Сжав руки в кулаки, я встала и отвернулась. Вот почему я ненавидела, когда члены Сопротивления попадали в госпиталь с выдуманным диагнозом. Это было слишком рискованно. Теперь Луиза умерла ни за что. Если мы продолжим терять женщин таким образом, к началу восстания у нас никого не останется.
Когда мы с Яниной попрощались, я пошла дальше по грунтовой дороге, спотыкаясь о неровные куски кирпича, камня и щебня. Поравнялась с большой, глубокой лужей и приблизилась к куче разлагающихся трупов. Непрерывно вглядываясь в холодную, скользкую грязь, я старалась не споткнуться о чьи-нибудь кости и пнула куском земли в прошмыгнувшую крысу. Снаряд пролетел мимо и с хлюпаньем упал, а крыса вернулась к своим товарищам, грызущим массу сине-серых скелетов.
Дойдя до своего кирпичного барака, я остановилась на пороге и бросила завистливый взгляд через плечо, представляя, что вижу главный лагерь, который располагался тремя километрами восточнее. Хотя в блоке № 8 кишели блохи, там были ровные полы, уборные и водопровод. В этом строении не имелось ничего похожего.

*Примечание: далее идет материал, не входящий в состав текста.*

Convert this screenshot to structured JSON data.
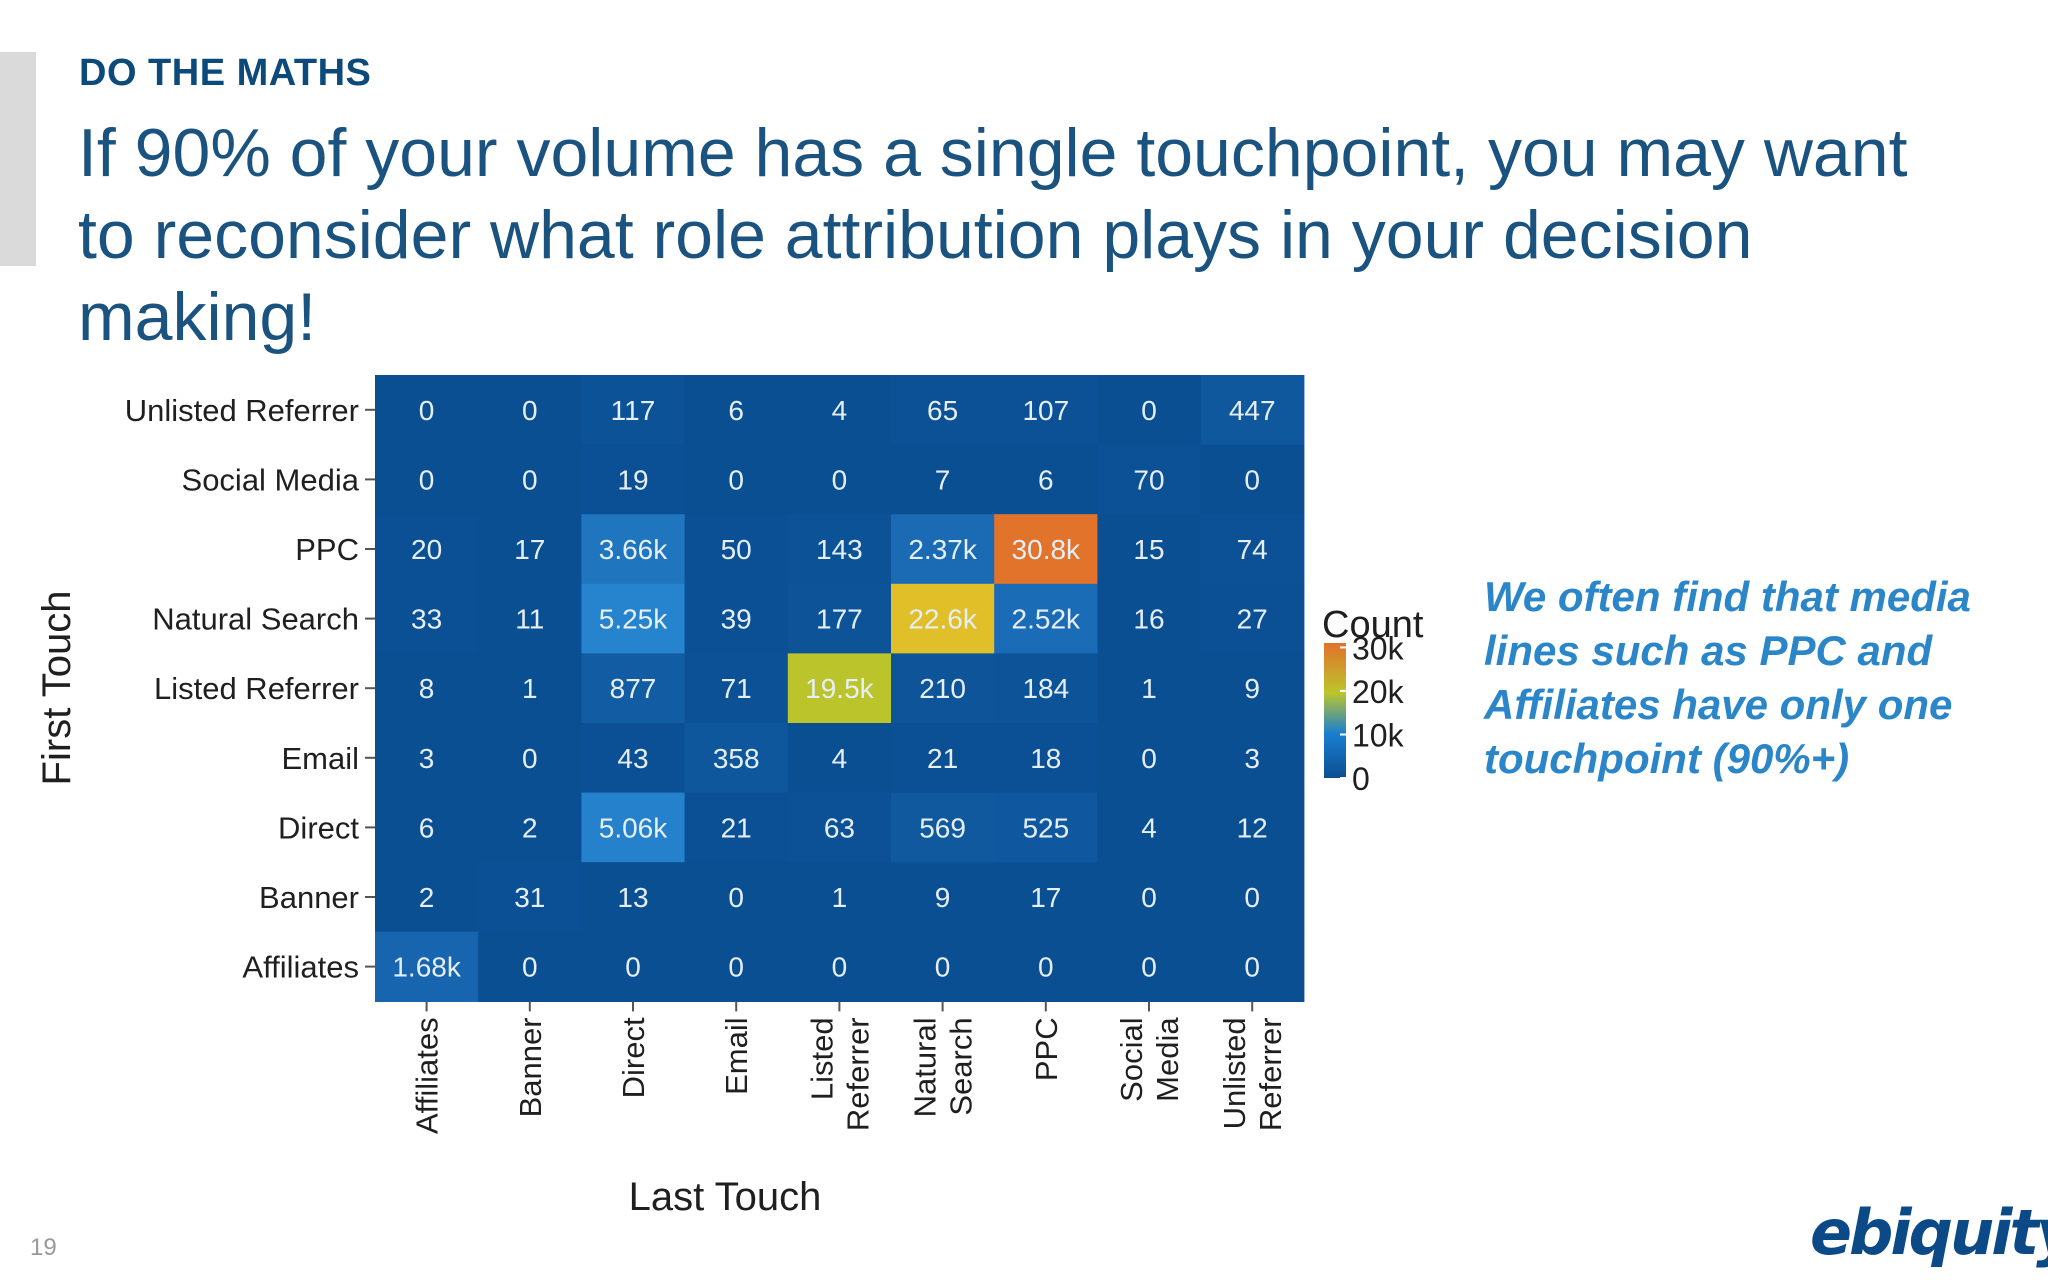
{
  "slide": {
    "kicker": "DO THE MATHS",
    "headline": "If 90% of your volume has a single touchpoint, you may want to reconsider what role attribution plays in your decision making!",
    "callout": "We often find that media lines such as PPC and Affiliates have only one touchpoint (90%+)",
    "page_number": "19",
    "logo_text": "ebiquity"
  },
  "colors": {
    "kicker": "#0b4a7a",
    "headline": "#1a5280",
    "callout": "#2a86c8",
    "logo": "#0b4a86",
    "heatmap_low": "#0b4f93",
    "heatmap_high": "#e2712b"
  },
  "chart_data": {
    "type": "heatmap",
    "xlabel": "Last Touch",
    "ylabel": "First Touch",
    "x_categories": [
      [
        "Affiliates"
      ],
      [
        "Banner"
      ],
      [
        "Direct"
      ],
      [
        "Email"
      ],
      [
        "Listed",
        "Referrer"
      ],
      [
        "Natural",
        "Search"
      ],
      [
        "PPC"
      ],
      [
        "Social",
        "Media"
      ],
      [
        "Unlisted",
        "Referrer"
      ]
    ],
    "y_categories": [
      "Unlisted Referrer",
      "Social Media",
      "PPC",
      "Natural Search",
      "Listed Referrer",
      "Email",
      "Direct",
      "Banner",
      "Affiliates"
    ],
    "values": [
      [
        0,
        0,
        117,
        6,
        4,
        65,
        107,
        0,
        447
      ],
      [
        0,
        0,
        19,
        0,
        0,
        7,
        6,
        70,
        0
      ],
      [
        20,
        17,
        3660,
        50,
        143,
        2370,
        30800,
        15,
        74
      ],
      [
        33,
        11,
        5250,
        39,
        177,
        22600,
        2520,
        16,
        27
      ],
      [
        8,
        1,
        877,
        71,
        19500,
        210,
        184,
        1,
        9
      ],
      [
        3,
        0,
        43,
        358,
        4,
        21,
        18,
        0,
        3
      ],
      [
        6,
        2,
        5060,
        21,
        63,
        569,
        525,
        4,
        12
      ],
      [
        2,
        31,
        13,
        0,
        1,
        9,
        17,
        0,
        0
      ],
      [
        1680,
        0,
        0,
        0,
        0,
        0,
        0,
        0,
        0
      ]
    ],
    "labels": [
      [
        "0",
        "0",
        "117",
        "6",
        "4",
        "65",
        "107",
        "0",
        "447"
      ],
      [
        "0",
        "0",
        "19",
        "0",
        "0",
        "7",
        "6",
        "70",
        "0"
      ],
      [
        "20",
        "17",
        "3.66k",
        "50",
        "143",
        "2.37k",
        "30.8k",
        "15",
        "74"
      ],
      [
        "33",
        "11",
        "5.25k",
        "39",
        "177",
        "22.6k",
        "2.52k",
        "16",
        "27"
      ],
      [
        "8",
        "1",
        "877",
        "71",
        "19.5k",
        "210",
        "184",
        "1",
        "9"
      ],
      [
        "3",
        "0",
        "43",
        "358",
        "4",
        "21",
        "18",
        "0",
        "3"
      ],
      [
        "6",
        "2",
        "5.06k",
        "21",
        "63",
        "569",
        "525",
        "4",
        "12"
      ],
      [
        "2",
        "31",
        "13",
        "0",
        "1",
        "9",
        "17",
        "0",
        "0"
      ],
      [
        "1.68k",
        "0",
        "0",
        "0",
        "0",
        "0",
        "0",
        "0",
        "0"
      ]
    ],
    "legend": {
      "title": "Count",
      "ticks": [
        "30k",
        "20k",
        "10k",
        "0"
      ],
      "tick_values": [
        30000,
        20000,
        10000,
        0
      ],
      "placement": "right"
    },
    "color_range": [
      0,
      31000
    ]
  }
}
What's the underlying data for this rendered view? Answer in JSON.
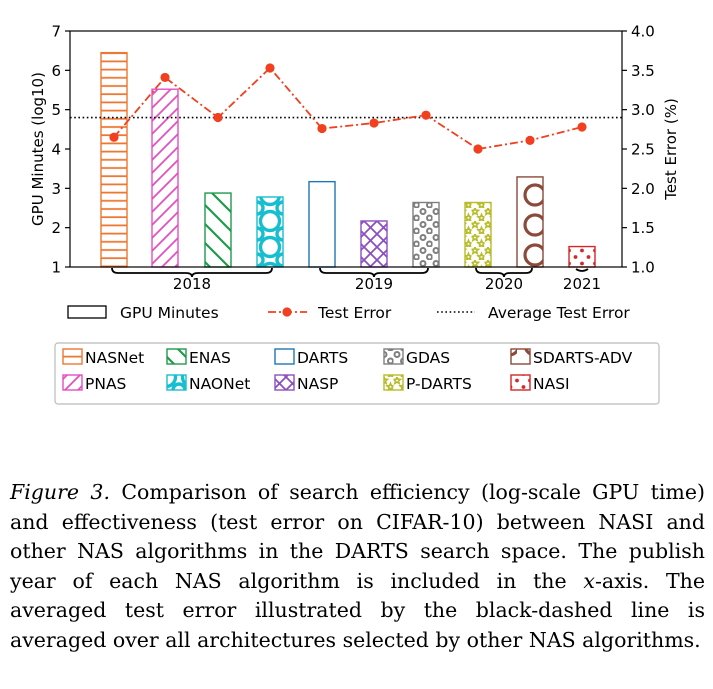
{
  "chart_data": {
    "type": "bar",
    "categories": [
      "NASNet",
      "PNAS",
      "ENAS",
      "NAONet",
      "DARTS",
      "NASP",
      "GDAS",
      "P-DARTS",
      "SDARTS-ADV",
      "NASI"
    ],
    "series": [
      {
        "name": "GPU Minutes",
        "axis": "left",
        "values": [
          6.45,
          5.52,
          2.88,
          2.78,
          3.17,
          2.17,
          2.64,
          2.64,
          3.29,
          1.52
        ]
      },
      {
        "name": "Test Error",
        "axis": "right",
        "type": "line",
        "values": [
          2.65,
          3.41,
          2.9,
          3.53,
          2.76,
          2.83,
          2.93,
          2.5,
          2.61,
          2.78
        ]
      }
    ],
    "average_test_error": 2.9,
    "average_label": "Average Test Error",
    "ylabel": "GPU Minutes (log10)",
    "y2label": "Test Error (%)",
    "ylim": [
      1,
      7
    ],
    "y2lim": [
      1.0,
      4.0
    ],
    "yticks": [
      "1",
      "2",
      "3",
      "4",
      "5",
      "6",
      "7"
    ],
    "y2ticks": [
      "1.0",
      "1.5",
      "2.0",
      "2.5",
      "3.0",
      "3.5",
      "4.0"
    ],
    "year_groups": [
      {
        "label": "2018",
        "from": 0,
        "to": 3
      },
      {
        "label": "2019",
        "from": 4,
        "to": 6
      },
      {
        "label": "2020",
        "from": 7,
        "to": 8
      },
      {
        "label": "2021",
        "from": 9,
        "to": 9
      }
    ],
    "colors": {
      "NASNet": "#ee7733",
      "PNAS": "#e44fc2",
      "ENAS": "#1e9a4a",
      "NAONet": "#17becf",
      "DARTS": "#1f77b4",
      "NASP": "#8c4fc0",
      "GDAS": "#7f7f7f",
      "P-DARTS": "#b8bc2a",
      "SDARTS-ADV": "#8c4a3a",
      "NASI": "#d62728",
      "line": "#f04020"
    },
    "patterns": {
      "NASNet": "horizontal-lines",
      "PNAS": "diagonal-lines",
      "ENAS": "back-diagonal-lines",
      "NAONet": "large-circles",
      "DARTS": "none",
      "NASP": "crosshatch",
      "GDAS": "small-circles",
      "P-DARTS": "stars",
      "SDARTS-ADV": "big-rings",
      "NASI": "dots"
    },
    "legend_top": [
      {
        "label": "GPU Minutes",
        "kind": "box"
      },
      {
        "label": "Test Error",
        "kind": "line-marker"
      },
      {
        "label": "Average Test Error",
        "kind": "dotted"
      }
    ]
  },
  "caption": {
    "label": "Figure 3.",
    "text_1": " Comparison of search efficiency (log-scale GPU time) and effectiveness (test error on CIFAR-10) between NASI and other NAS algorithms in the DARTS search space. The publish year of each NAS algorithm is included in the ",
    "math_x": "x",
    "text_2": "-axis. The averaged test error illustrated by the black-dashed line is averaged over all architectures selected by other NAS algorithms."
  }
}
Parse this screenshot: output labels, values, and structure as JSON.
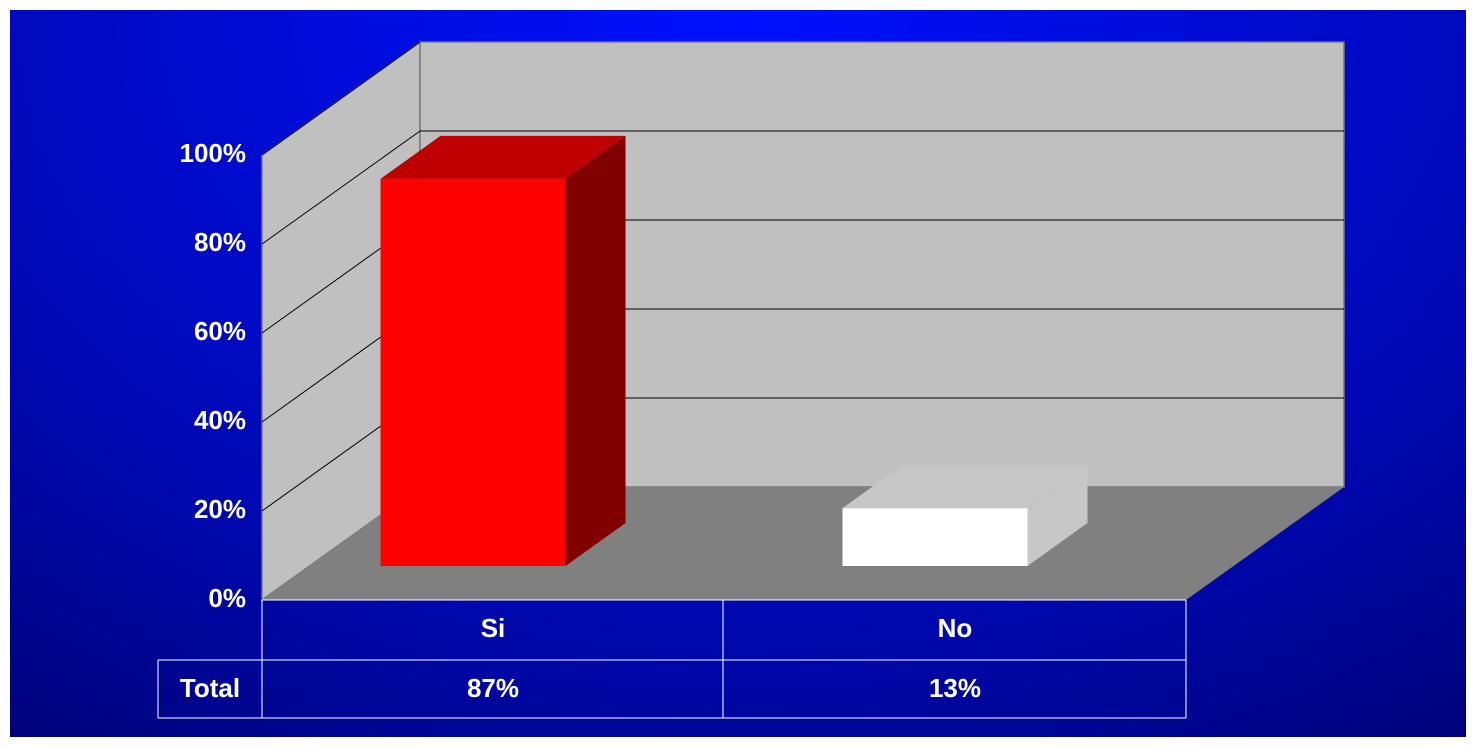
{
  "chart_data": {
    "type": "bar",
    "categories": [
      "Si",
      "No"
    ],
    "series": [
      {
        "name": "Total",
        "colors": [
          "#ff0000",
          "#ffffff"
        ],
        "values": [
          87,
          13
        ],
        "value_labels": [
          "87%",
          "13%"
        ]
      }
    ],
    "ylim": [
      0,
      100
    ],
    "yticks": [
      {
        "value": 0,
        "label": "0%"
      },
      {
        "value": 20,
        "label": "20%"
      },
      {
        "value": 40,
        "label": "40%"
      },
      {
        "value": 60,
        "label": "60%"
      },
      {
        "value": 80,
        "label": "80%"
      },
      {
        "value": 100,
        "label": "100%"
      }
    ],
    "grid": true
  }
}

Прежде чем зайти внутрь, я попыталась избавиться от грязи, выставив ноги под дождь, а затем утолила свою постоянную жажду его каплями. Дрожа и вытирая остатки влаги, обошла задержавшуюся у двери крысу и направилась по неровному полу к рядам коек из деревянных реек. Нашла свой ряд, забралась на верхнюю койку. Большинству не хватало места, чтобы лежать вытянувшись в полный рост, но у меня оставалось несколько лишних сантиметров, даже когда я вытягивала ноги. Ростом я пошла не в тату.
Я достала кусок хлеба из своей заначки и отломила небольшую часть. Дождь пробивался сквозь крышу, но даже это не могло испортить сегодняшний день. Воскресенье – мой любимый день недели. По воскресеньям нам не нужно было работать.
Вынув бланк лагерного письма, я собралась написать ещё одно письмо госпоже Сенкевич. Хотя я боялась писать людям из Сопротивления, случившееся с Иреной не оставило мне выбора. Прежде чем приняться за ответ, я ещё раз перечитала её письмо.
Простое, осторожное письмо. Будучи членом Сопротивления, госпожа Сенкевич умела писать письма, которые могут пройти нацистскую цензуру. У меня было чувство, что она знала о том, что Ирена не умерла при тяжёлых родах и что ребёнок не был мертворождённым, как я сообщила в письме, отправленном сразу после казни. Когда-нибудь я поведаю ей настоящую историю.
Я убила вошь, которая ползла по моей руке, а затем принялась за письмо. Возможно, на этот раз мне удастся сдержать слёзы и строчки не поплывут из-за растёкшихся чернил.
Я ненавидела себя за ложь, притворный оптимизм и прежде всего стандартные заверения в своём благополучии. Но я была обязана написать это, чтобы моё письмо прошло цензуру. Если бы не цензура, в моём письме были бы изложены все подробности моей работы в ЗОВ и наши надежды на то, что Армия Крайова признает необходимость штурма для освобождения Аушвица.